I hope Rep Sharon Cooper didn’t hurt herself while attempting that 180 on her statement last week about rural hospitals when she said, “There are some of those rural hospitals that need to close.”
Yesterday Cooper attempted to dial back her comments by telling the Atlanta Journal Constitution that closing rural hospitals “would have serious consequences on the affected community, hurting it economically and limiting access to acute care for Georgians.”

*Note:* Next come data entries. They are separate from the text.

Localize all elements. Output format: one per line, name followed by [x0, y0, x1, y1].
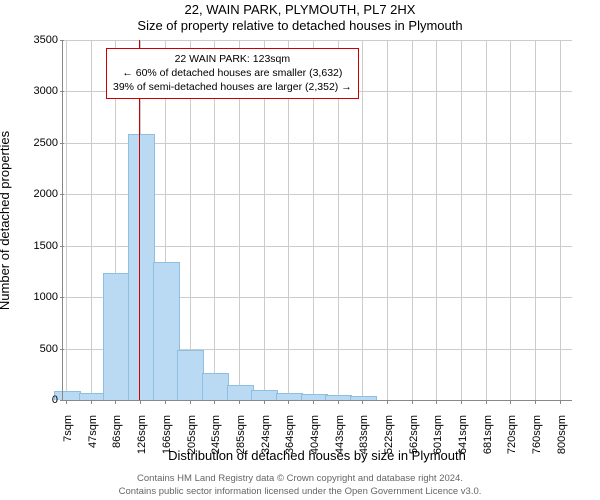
y-tick-label: 500 — [8, 343, 58, 355]
x-tick-mark — [115, 400, 116, 404]
x-tick-mark — [510, 400, 511, 404]
x-tick-mark — [387, 400, 388, 404]
histogram-bar — [251, 390, 278, 400]
y-tick-label: 0 — [8, 394, 58, 406]
y-tick-label: 1500 — [8, 240, 58, 252]
x-tick-mark — [214, 400, 215, 404]
x-tick-mark — [264, 400, 265, 404]
y-tick-label: 3500 — [8, 34, 58, 46]
histogram-bar — [128, 134, 155, 400]
page-title: 22, WAIN PARK, PLYMOUTH, PL7 2HX — [0, 2, 600, 17]
page-subtitle: Size of property relative to detached ho… — [0, 18, 600, 33]
x-tick-mark — [486, 400, 487, 404]
x-axis-line — [62, 400, 572, 401]
gridline-v — [486, 40, 487, 400]
histogram-bar — [153, 262, 180, 400]
x-tick-mark — [436, 400, 437, 404]
gridline-v — [510, 40, 511, 400]
x-tick-mark — [313, 400, 314, 404]
x-tick-mark — [535, 400, 536, 404]
gridline-v — [436, 40, 437, 400]
gridline-v — [362, 40, 363, 400]
gridline-v — [560, 40, 561, 400]
histogram-bar — [202, 373, 229, 400]
annotation-line3: 39% of semi-detached houses are larger (… — [113, 80, 352, 94]
x-tick-mark — [362, 400, 363, 404]
histogram-bar — [177, 350, 204, 400]
x-tick-mark — [461, 400, 462, 404]
histogram-bar — [276, 393, 303, 400]
footer-credits: Contains HM Land Registry data © Crown c… — [0, 473, 600, 498]
gridline-v — [461, 40, 462, 400]
y-tick-label: 3000 — [8, 85, 58, 97]
x-tick-mark — [412, 400, 413, 404]
gridline-v — [387, 40, 388, 400]
gridline-v — [412, 40, 413, 400]
x-tick-mark — [165, 400, 166, 404]
histogram-bar — [103, 273, 130, 401]
gridline-v — [66, 40, 67, 400]
x-tick-mark — [91, 400, 92, 404]
x-tick-mark — [239, 400, 240, 404]
x-axis-label: Distribution of detached houses by size … — [62, 448, 572, 463]
y-tick-label: 2000 — [8, 188, 58, 200]
gridline-v — [91, 40, 92, 400]
histogram-bar — [79, 393, 106, 400]
y-axis-line — [62, 40, 63, 400]
footer-line2: Contains public sector information licen… — [0, 486, 600, 498]
annotation-box: 22 WAIN PARK: 123sqm ← 60% of detached h… — [106, 48, 359, 99]
footer-line1: Contains HM Land Registry data © Crown c… — [0, 473, 600, 485]
annotation-line1: 22 WAIN PARK: 123sqm — [113, 52, 352, 66]
gridline-v — [535, 40, 536, 400]
x-tick-mark — [140, 400, 141, 404]
y-tick-label: 2500 — [8, 137, 58, 149]
y-tick-label: 1000 — [8, 291, 58, 303]
x-tick-mark — [288, 400, 289, 404]
histogram-bar — [227, 385, 254, 400]
annotation-line2: ← 60% of detached houses are smaller (3,… — [113, 66, 352, 80]
x-tick-mark — [190, 400, 191, 404]
x-tick-mark — [560, 400, 561, 404]
chart-container: 22, WAIN PARK, PLYMOUTH, PL7 2HX Size of… — [0, 0, 600, 500]
x-tick-mark — [66, 400, 67, 404]
y-axis-label-text: Number of detached properties — [0, 130, 13, 309]
x-tick-mark — [338, 400, 339, 404]
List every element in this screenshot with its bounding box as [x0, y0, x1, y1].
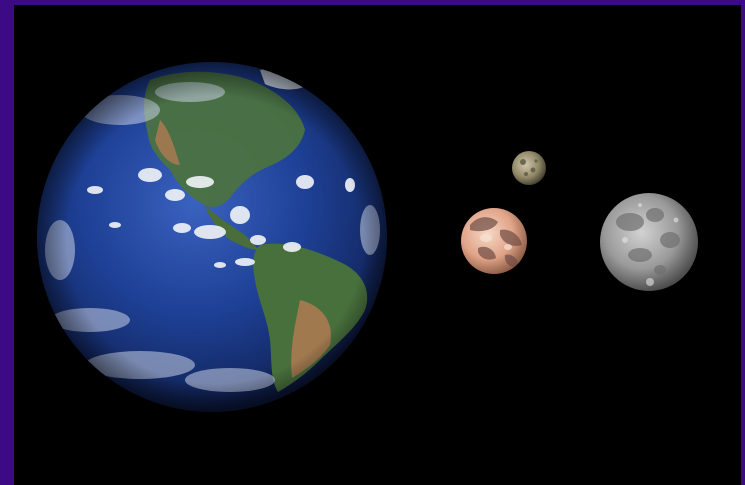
earth-globe-icon: [37, 62, 387, 412]
pink-moon-icon: [461, 208, 527, 274]
grey-moon-icon: [600, 193, 698, 291]
small-moon-icon: [512, 151, 546, 185]
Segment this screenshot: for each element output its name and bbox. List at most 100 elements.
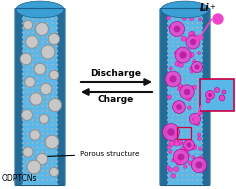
Circle shape (196, 184, 198, 185)
Circle shape (167, 170, 169, 172)
Circle shape (51, 59, 53, 61)
Circle shape (22, 78, 24, 80)
Circle shape (42, 73, 43, 75)
Circle shape (167, 9, 169, 10)
Circle shape (22, 105, 24, 107)
Circle shape (191, 36, 193, 38)
Circle shape (42, 110, 43, 112)
Circle shape (191, 133, 193, 135)
Circle shape (56, 101, 58, 102)
Circle shape (196, 41, 198, 43)
Circle shape (46, 105, 48, 107)
Circle shape (56, 13, 58, 15)
Circle shape (22, 18, 24, 20)
Circle shape (191, 96, 193, 98)
Circle shape (42, 161, 43, 162)
Circle shape (46, 156, 48, 158)
Circle shape (182, 91, 183, 93)
Circle shape (172, 133, 173, 135)
Circle shape (27, 174, 29, 176)
Circle shape (51, 9, 53, 10)
Circle shape (51, 45, 53, 47)
Circle shape (187, 45, 188, 47)
Circle shape (187, 105, 188, 107)
Circle shape (37, 91, 38, 93)
Circle shape (187, 68, 188, 70)
Circle shape (37, 36, 38, 38)
Circle shape (46, 32, 48, 33)
Bar (177, 127, 191, 139)
Circle shape (37, 82, 38, 84)
Circle shape (177, 68, 178, 70)
Circle shape (187, 138, 188, 139)
Circle shape (46, 73, 48, 75)
Circle shape (196, 68, 198, 70)
Circle shape (199, 111, 203, 115)
Circle shape (32, 174, 34, 176)
Circle shape (32, 124, 34, 125)
Circle shape (37, 151, 38, 153)
Ellipse shape (16, 1, 64, 18)
Circle shape (182, 96, 183, 98)
Circle shape (201, 161, 203, 162)
Circle shape (191, 184, 193, 185)
Circle shape (167, 41, 169, 43)
Circle shape (196, 64, 198, 66)
Circle shape (46, 115, 48, 116)
Circle shape (196, 32, 198, 33)
Circle shape (187, 115, 188, 116)
Circle shape (167, 115, 169, 116)
Circle shape (51, 55, 53, 57)
Circle shape (32, 115, 34, 116)
Circle shape (196, 179, 198, 181)
Circle shape (192, 85, 197, 90)
Circle shape (171, 173, 176, 178)
Circle shape (22, 151, 24, 153)
Circle shape (22, 156, 24, 158)
Circle shape (182, 170, 183, 172)
Circle shape (51, 22, 53, 24)
Circle shape (177, 36, 178, 38)
Circle shape (193, 60, 196, 63)
Circle shape (30, 93, 42, 105)
Circle shape (51, 156, 53, 158)
Circle shape (187, 32, 188, 33)
Circle shape (46, 55, 48, 57)
Circle shape (177, 128, 178, 130)
Circle shape (42, 119, 43, 121)
Circle shape (46, 50, 48, 52)
Circle shape (191, 82, 193, 84)
Circle shape (189, 32, 194, 36)
Circle shape (46, 59, 48, 61)
Circle shape (196, 59, 198, 61)
Circle shape (22, 115, 24, 116)
Circle shape (187, 22, 188, 24)
Circle shape (167, 101, 169, 102)
Circle shape (172, 73, 173, 75)
Circle shape (186, 96, 191, 101)
Circle shape (37, 170, 38, 172)
Circle shape (37, 73, 38, 75)
Circle shape (167, 79, 170, 83)
Circle shape (37, 22, 38, 24)
Circle shape (182, 36, 183, 38)
Circle shape (32, 156, 34, 158)
Circle shape (177, 82, 178, 84)
Circle shape (194, 64, 199, 70)
FancyBboxPatch shape (16, 9, 23, 185)
Circle shape (32, 151, 34, 153)
Circle shape (46, 165, 48, 167)
Circle shape (32, 119, 34, 121)
Circle shape (182, 165, 183, 167)
Circle shape (172, 170, 173, 172)
Circle shape (201, 78, 203, 80)
Circle shape (167, 18, 169, 20)
Circle shape (187, 73, 188, 75)
Circle shape (196, 50, 198, 52)
Circle shape (177, 157, 181, 162)
Circle shape (177, 156, 178, 158)
Circle shape (187, 179, 188, 181)
Circle shape (51, 105, 53, 107)
Circle shape (42, 170, 43, 172)
Circle shape (187, 170, 188, 172)
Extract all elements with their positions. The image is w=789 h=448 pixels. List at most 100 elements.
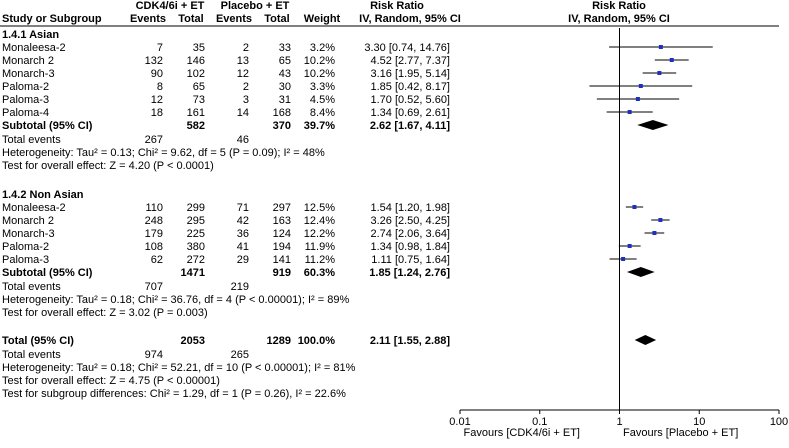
total-placebo: 43 <box>279 68 291 80</box>
table-row: Monaleesa-2 110 299 71 297 12.5% 1.54 [1.20, 1… <box>2 202 450 214</box>
overall-effect-text: Test for overall effect: Z = 4.20 (P < 0… <box>2 160 214 172</box>
pooled-diamond <box>637 120 669 130</box>
total-events-placebo: 46 <box>237 134 249 146</box>
header-plot-method: IV, Random, 95% CI <box>568 13 670 25</box>
study-marker <box>632 205 637 209</box>
total-total-treatment: 2053 <box>181 335 205 347</box>
header-weight: Weight <box>304 13 341 25</box>
events-treatment: 62 <box>151 254 163 266</box>
total-events-treatment: 707 <box>145 281 163 293</box>
total-events-treatment: 974 <box>145 349 163 361</box>
events-placebo: 41 <box>237 241 249 253</box>
total-placebo: 31 <box>279 94 291 106</box>
events-placebo: 42 <box>237 215 249 227</box>
header-rr-title: Risk Ratio <box>370 0 424 12</box>
total-treatment: 380 <box>187 241 205 253</box>
subtotal-total-placebo: 370 <box>273 120 291 132</box>
weight: 3.2% <box>310 42 335 54</box>
total-placebo: 297 <box>273 202 291 214</box>
weight: 11.2% <box>305 254 336 266</box>
study-name: Paloma-3 <box>2 94 49 106</box>
study-name: Monaleesa-2 <box>2 202 66 214</box>
total-label: Total (95% CI) <box>2 335 74 347</box>
table-row: Monarch 2 248 295 42 163 12.4% 3.26 [2.50, 4.2… <box>2 215 450 227</box>
pooled-diamond <box>626 267 655 277</box>
x-tick-label: 1 <box>616 416 622 428</box>
subgroup-differences-text: Test for subgroup differences: Chi² = 1.… <box>2 388 346 400</box>
total-events-placebo: 219 <box>231 281 249 293</box>
events-treatment: 8 <box>157 81 163 93</box>
study-name: Paloma-2 <box>2 241 49 253</box>
total-total-placebo: 1289 <box>267 335 291 347</box>
study-name: Monarch-3 <box>2 228 55 240</box>
favours-right-label: Favours [Placebo + ET] <box>623 427 738 439</box>
total-treatment: 102 <box>187 68 205 80</box>
header-rr-method: IV, Random, 95% CI <box>359 13 461 25</box>
heterogeneity-text: Heterogeneity: Tau² = 0.18; Chi² = 36.76… <box>2 294 349 306</box>
total-treatment: 295 <box>187 215 205 227</box>
weight: 10.2% <box>304 68 335 80</box>
subtotal-total-treatment: 582 <box>187 120 205 132</box>
total-events-placebo: 265 <box>231 349 249 361</box>
events-treatment: 248 <box>145 215 163 227</box>
study-name: Paloma-4 <box>2 107 49 119</box>
risk-ratio-ci: 1.34 [0.69, 2.61] <box>370 107 450 119</box>
weight: 12.4% <box>304 215 335 227</box>
table-row: Monarch 2 132 146 13 65 10.2% 4.52 [2.77, 7.37… <box>2 55 450 67</box>
header-events-2: Events <box>216 13 252 25</box>
study-marker <box>657 71 662 75</box>
weight: 12.2% <box>304 228 335 240</box>
events-placebo: 3 <box>243 94 249 106</box>
weight: 3.3% <box>310 81 335 93</box>
total-events-label: Total events <box>2 134 61 146</box>
risk-ratio-ci: 1.11 [0.75, 1.64] <box>371 254 450 266</box>
column-headers: CDK4/6i + ET Placebo + ET Risk Ratio Ris… <box>0 0 779 27</box>
total-events-treatment: 267 <box>145 134 163 146</box>
total-placebo: 141 <box>273 254 291 266</box>
risk-ratio-ci: 1.85 [0.42, 8.17] <box>370 81 450 93</box>
study-marker <box>627 244 632 248</box>
weight: 8.4% <box>310 107 335 119</box>
total-weight: 100.0% <box>298 335 336 347</box>
total-events-label: Total events <box>2 281 61 293</box>
events-treatment: 132 <box>145 55 163 67</box>
risk-ratio-ci: 1.54 [1.20, 1.98] <box>370 202 450 214</box>
total-treatment: 161 <box>187 107 205 119</box>
total-placebo: 163 <box>273 215 291 227</box>
header-events-1: Events <box>130 13 166 25</box>
study-name: Monaleesa-2 <box>2 42 66 54</box>
total-treatment: 146 <box>187 55 205 67</box>
subtotal-label: Subtotal (95% CI) <box>2 267 93 279</box>
x-tick-label: 100 <box>770 416 788 428</box>
table-row: Paloma-2 108 380 41 194 11.9% 1.34 [0.98, 1.84… <box>2 241 450 253</box>
header-total-2: Total <box>264 13 289 25</box>
study-name: Monarch 2 <box>2 55 54 67</box>
table-row: Monarch-3 179 225 36 124 12.2% 2.74 [2.06, 3.6… <box>2 228 450 240</box>
weight: 10.2% <box>304 55 335 67</box>
heterogeneity-text: Heterogeneity: Tau² = 0.18; Chi² = 52.21… <box>2 362 356 374</box>
header-plot-title: Risk Ratio <box>592 0 646 12</box>
risk-ratio-ci: 4.52 [2.77, 7.37] <box>370 55 450 67</box>
favours-left-label: Favours [CDK4/6i + ET] <box>464 427 580 439</box>
events-placebo: 2 <box>243 81 249 93</box>
x-tick-label: 10 <box>693 416 705 428</box>
events-treatment: 110 <box>145 202 163 214</box>
subtotal-weight: 60.3% <box>304 267 335 279</box>
study-marker <box>635 97 640 101</box>
weight: 11.9% <box>305 241 336 253</box>
overall-effect-text: Test for overall effect: Z = 3.02 (P = 0… <box>2 307 208 319</box>
study-marker <box>627 110 632 114</box>
risk-ratio-ci: 1.70 [0.52, 5.60] <box>370 94 450 106</box>
header-group1: CDK4/6i + ET <box>136 0 205 12</box>
events-treatment: 108 <box>145 241 163 253</box>
events-placebo: 36 <box>237 228 249 240</box>
overall-effect-text: Test for overall effect: Z = 4.75 (P < 0… <box>2 375 220 387</box>
subgroup-title: 1.4.1 Asian <box>2 29 59 41</box>
plot-area: 0.01 0.1 1 10 100 Favours [CDK4/6i + ET] Favou… <box>449 28 788 439</box>
events-treatment: 18 <box>151 107 163 119</box>
study-name: Paloma-2 <box>2 81 49 93</box>
table-row: Monarch-3 90 102 12 43 10.2% 3.16 [1.95, 5.14] <box>2 68 450 80</box>
total-treatment: 35 <box>193 42 205 54</box>
events-placebo: 12 <box>237 68 249 80</box>
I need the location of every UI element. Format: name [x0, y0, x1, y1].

Cooper went on to say, as reported by Jim Galloway today,“If we don’t act to make real, substantive changes, we very well could be faced with the hard reality of hospital closures in rural parts of this state, no matter how many short gap measures we take, leaving many communities without the economic engine and access to care people depend on.”
Nurse Cooper and many of the urban based legislators under the Gold Dome suffer from a chronic disease that rural residents can identify in just seconds. I don’t know what the Latin derivation is, but it translates to, “I’m from Atlanta and I know what is best for ‘you people’ who don’t use GA 400 every day.”
Cooper and others in her camp have refused Medicaid Expansion dollars, and in doing so have made it harder for rural hospitals to cover their costs, let alone recruit providers or make even modest capital improvements to aging facilities. No one is advocating for perpetual “short gap” measures as solutions for rural hospitals.
The problems of improving the health status of rural communities are complex. What won’t begin to solve them is a lot of pontificating by metro legislators who think their zip code makes them experts on all things rural.